Она слегка потупилась и вздохнула.
- Стало быть, это Савва Силыч выучил тебя не скучать?
- Да, все он; всему он меня научил. Он желал, чтоб я всегда была занята. Вообще он был добр, даже очень добр до меня, но насчет этого строг. Праздность не только порок, но и бедствие: она суетные мечтания порождает, а эти последние ввергают человека в духовную и материальную нищету - вот как он говорил.
- Чем же ты, при жизни его, занималась?
- Мало ли, друг мой, в доме занятий найдется? С той минуты, как утром с постели встанешь, и до той, когда вечером в постель ляжешь, - всё в занятиях. Всякому надо приготовить, за всем самой присмотреть. Конечно, все больше мелочи, но ведь ежели с мелочами справляться умеешь, тогда и большое дело не испугает тебя.
- Это тоже Савва Силыч говорил?
- Да, мой друг, он. А что?
- Ничего. Так спросилось. Хорошая мысль.
На эту тему мы беседовали довольно долго (впрочем, говорила все время почти одна она, я же, что называется, только реплику подавал), хотя и нельзя сказать, чтоб разговор этот был разнообразен или поучителен. Напротив, должно думать, что он был достаточно пресен, потому что, под конец, я таки не удержался и зевнул.
- Ах, что же я? - всполошилась она, - и не подумала, что с дороги тебе отдохнуть хочется! А еще хозяйкой себя выставляю.
- Успокойся, душа моя, я не сплю после обеда. А вот что я думаю: не уехать ли мне? По-настоящему, я ведь мешаю тебе!
- Ах, что ты! чем же ты мне мешать можешь! Если б и были у меня занятия, то я для родного должна их оставить. Я родных почитаю, мой друг, потому что ежели мы родных почитать не станем, то что же такое будет! И Савва Силыч всегда мне внушал, что почтение к родным есть первый наш долг. Он и об тебе вспоминал и всегда с почтением!

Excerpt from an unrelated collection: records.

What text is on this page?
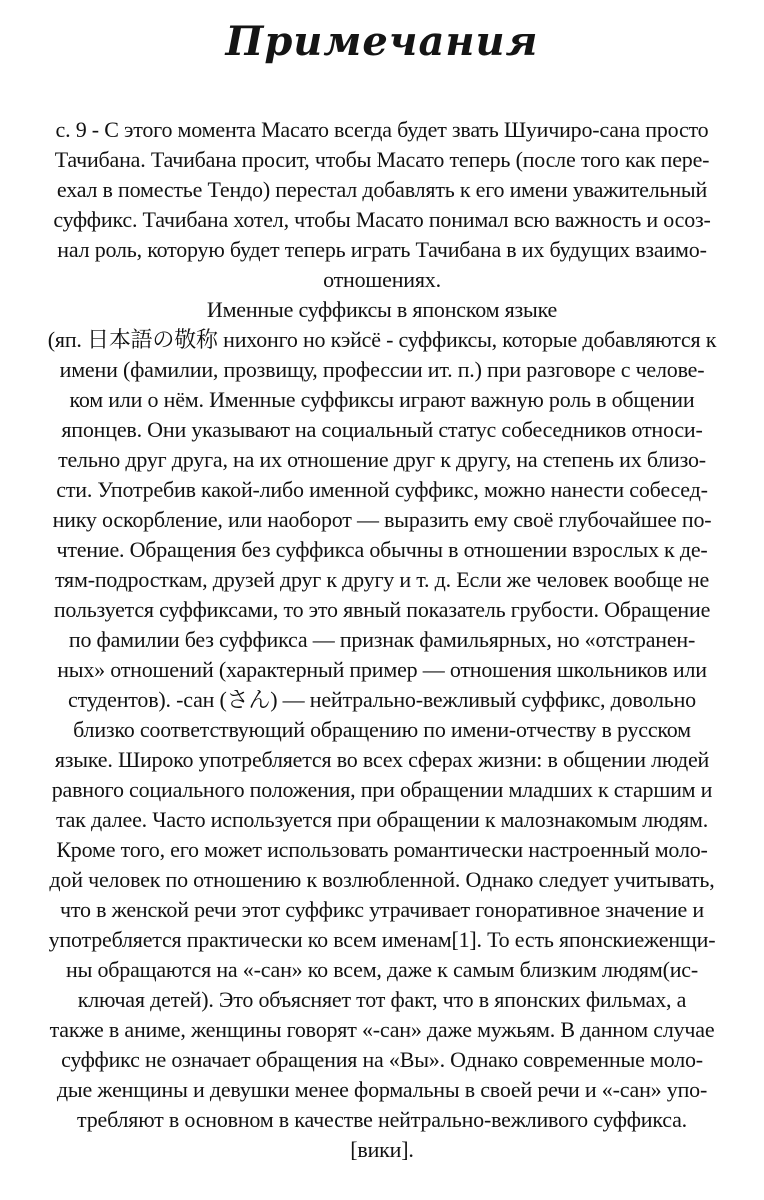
Примечания
с. 9 - С этого момента Масато всегда будет звать Шуичиро-сана просто
Тачибана. Тачибана просит, чтобы Масато теперь (после того как пере-
ехал в поместье Тендо) перестал добавлять к его имени уважительный
суффикс. Тачибана хотел, чтобы Масато понимал всю важность и осоз-
нал роль, которую будет теперь играть Тачибана в их будущих взаимо-
отношениях.
Именные суффиксы в японском языке
(яп. 日本語の敬称 нихонго но кэйсё - суффиксы, которые добавляются к
имени (фамилии, прозвищу, профессии ит. п.) при разговоре с челове-
ком или о нём. Именные суффиксы играют важную роль в общении
японцев. Они указывают на социальный статус собеседников относи-
тельно друг друга, на их отношение друг к другу, на степень их близо-
сти. Употребив какой-либо именной суффикс, можно нанести собесед-
нику оскорбление, или наоборот — выразить ему своё глубочайшее по-
чтение. Обращения без суффикса обычны в отношении взрослых к де-
тям-подросткам, друзей друг к другу и т. д. Если же человек вообще не
пользуется суффиксами, то это явный показатель грубости. Обращение
по фамилии без суффикса — признак фамильярных, но «отстранен-
ных» отношений (характерный пример — отношения школьников или
студентов). -сан (さん) — нейтрально-вежливый суффикс, довольно
близко соответствующий обращению по имени-отчеству в русском
языке. Широко употребляется во всех сферах жизни: в общении людей
равного социального положения, при обращении младших к старшим и
так далее. Часто используется при обращении к малознакомым людям.
Кроме того, его может использовать романтически настроенный моло-
дой человек по отношению к возлюбленной. Однако следует учитывать,
что в женской речи этот суффикс утрачивает гоноративное значение и
употребляется практически ко всем именам[1]. То есть японскиеженщи-
ны обращаются на «-сан» ко всем, даже к самым близким людям(ис-
ключая детей). Это объясняет тот факт, что в японских фильмах, а
также в аниме, женщины говорят «-сан» даже мужьям. В данном случае
суффикс не означает обращения на «Вы». Однако современные моло-
дые женщины и девушки менее формальны в своей речи и «-сан» упо-
требляют в основном в качестве нейтрально-вежливого суффикса.
[вики].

- Ну, если я не мешаю тебе, то тем лучше.
- А я вот что, братец. Я велю вареньица подать, нам и веселее будет. А потом и чаю; ведь ты чай любишь?
- Что ж, это прекрасно. И вареньица, и чаю - не откажусь.
- Ах, как я рада! И как это хорошо, что ты откровенно мне высказал, что тебе нравится. А вот другие любят, чтоб хозяева сами угадывали - вот мука-то!
Она взяла меня за обе руки и так грустно-грустно взглянула мне в лицо, словно хотела сказать: "Сиротка ты, бедненький! надо же тебя приголубить и подкормить!"
Через несколько минут на столе стояло пять сортов варенья и еще смоквы какие-то, тоже домашнего изделия, очень вкусные. И что всего удивительнее, нам действительно как-то веселее стало или, как выражаются крестьяне, поваднее. Я откинулся в угол на спинку дивана, ел варенье и смотрел на Машу. При огнях она казалась еще моложавее.